Why make an XML Sitemap for Static Files?
Let’s first address the “why” of this script: in lots of cases, you’ll have static files, either they’re PDF’s, or static PHP or HTML files that create a site. I want all of those in an XML sitemap for two reasons:
- to tell Google that they’re there;
- to be able to see in Google Webmaster Tools whether they’re all indexed.
This script assumes that all those files are in one directory. I know that’s a bit “lazy”, but if your site spans a lot of directories you probably should be using a CMS.
Configuring the XML Sitemap PHP script
Of course this script needs a bit of configuration before it’ll work well. It has the following constant & variables:
The directory to search for files in.
The URL to the Sitemaps directory
Whether or not the script should parse recursively.
An array of all the file types that you wish to include in your XML sitemap.

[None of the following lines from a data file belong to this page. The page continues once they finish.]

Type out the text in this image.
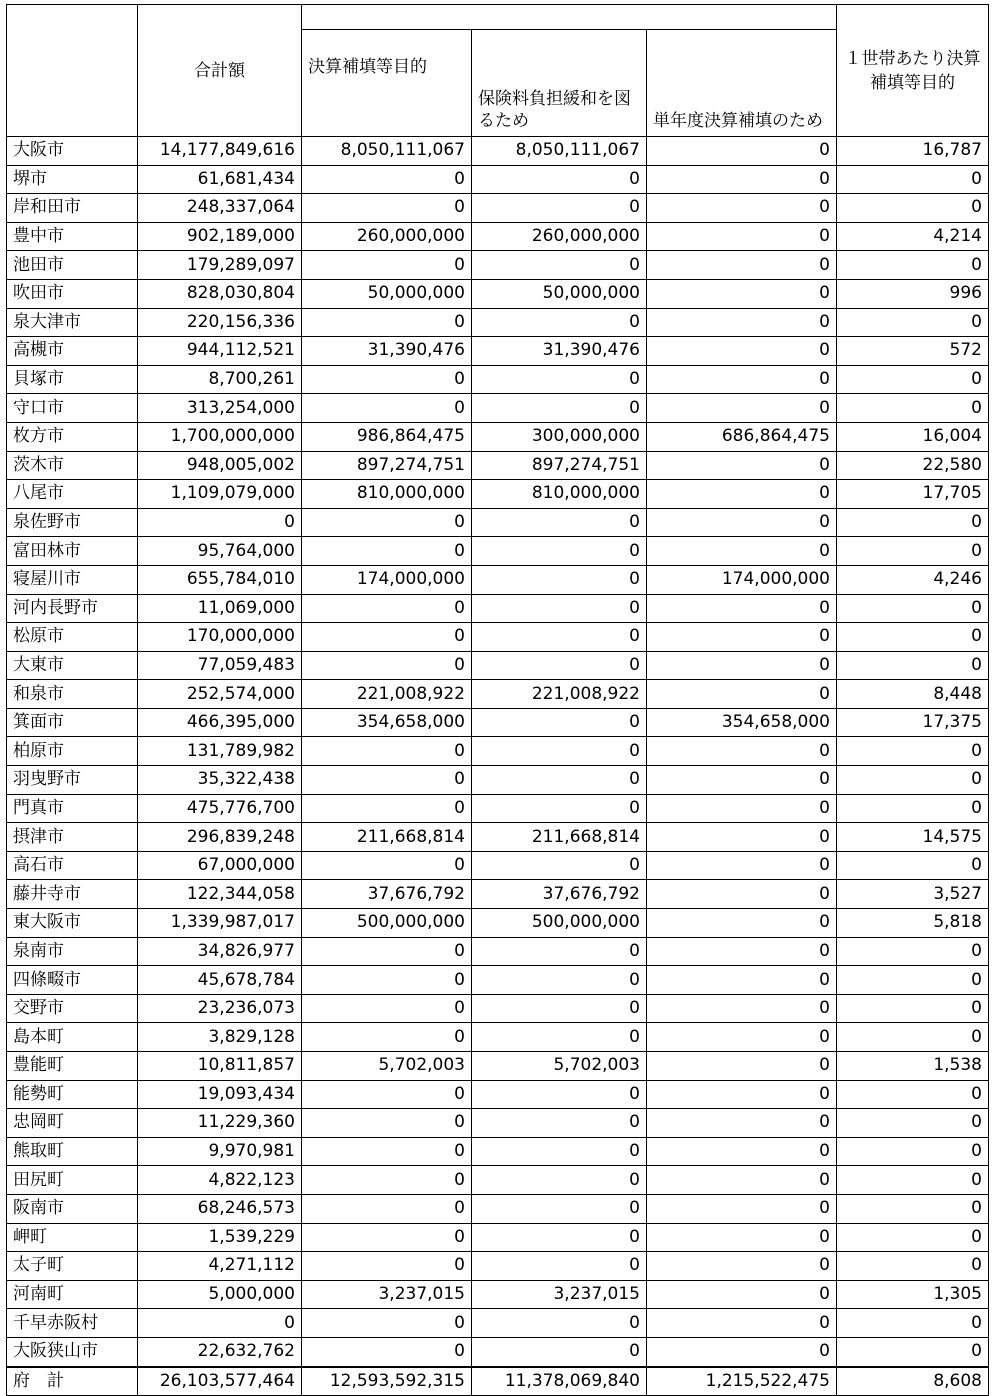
	合計額				１世帯あたり決算補填等目的
		決算補填等目的	保険料負担緩和を図るため	単年度決算補填のため	
大阪市	14,177,849,616	8,050,111,067	8,050,111,067	0	16,787
堺市	61,681,434	0	0	0	0
岸和田市	248,337,064	0	0	0	0
豊中市	902,189,000	260,000,000	260,000,000	0	4,214
池田市	179,289,097	0	0	0	0
吹田市	828,030,804	50,000,000	50,000,000	0	996
泉大津市	220,156,336	0	0	0	0
高槻市	944,112,521	31,390,476	31,390,476	0	572
貝塚市	8,700,261	0	0	0	0
守口市	313,254,000	0	0	0	0
枚方市	1,700,000,000	986,864,475	300,000,000	686,864,475	16,004
茨木市	948,005,002	897,274,751	897,274,751	0	22,580
八尾市	1,109,079,000	810,000,000	810,000,000	0	17,705
泉佐野市	0	0	0	0	0
富田林市	95,764,000	0	0	0	0
寝屋川市	655,784,010	174,000,000	0	174,000,000	4,246
河内長野市	11,069,000	0	0	0	0
松原市	170,000,000	0	0	0	0
大東市	77,059,483	0	0	0	0
和泉市	252,574,000	221,008,922	221,008,922	0	8,448
箕面市	466,395,000	354,658,000	0	354,658,000	17,375
柏原市	131,789,982	0	0	0	0
羽曳野市	35,322,438	0	0	0	0
門真市	475,776,700	0	0	0	0
摂津市	296,839,248	211,668,814	211,668,814	0	14,575
高石市	67,000,000	0	0	0	0
藤井寺市	122,344,058	37,676,792	37,676,792	0	3,527
東大阪市	1,339,987,017	500,000,000	500,000,000	0	5,818
泉南市	34,826,977	0	0	0	0
四條畷市	45,678,784	0	0	0	0
交野市	23,236,073	0	0	0	0
島本町	3,829,128	0	0	0	0
豊能町	10,811,857	5,702,003	5,702,003	0	1,538
能勢町	19,093,434	0	0	0	0
忠岡町	11,229,360	0	0	0	0
熊取町	9,970,981	0	0	0	0
田尻町	4,822,123	0	0	0	0
阪南市	68,246,573	0	0	0	0
岬町	1,539,229	0	0	0	0
太子町	4,271,112	0	0	0	0
河南町	5,000,000	3,237,015	3,237,015	0	1,305
千早赤阪村	0	0	0	0	0
大阪狭山市	22,632,762	0	0	0	0
府　計	26,103,577,464	12,593,592,315	11,378,069,840	1,215,522,475	8,608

An array of all the files that should be replace with other URL’s, useful to, for instance, replace ‘index.php’ with an empty string, so it’ll look like just example.com/
An array of all the files to ignore in the XML sitemap, useful for your config.php, for instance
A relative path to the XSL file included in the script from the SITEMAP_DIR_URL location.
The change frequency for files, can be ‘hourly’, ‘daily’, ‘monthly’ or ‘never’.
The priority, a value between 0 and 1, since you can’t differentiate between files, there’s no big harm in setting them all to 1.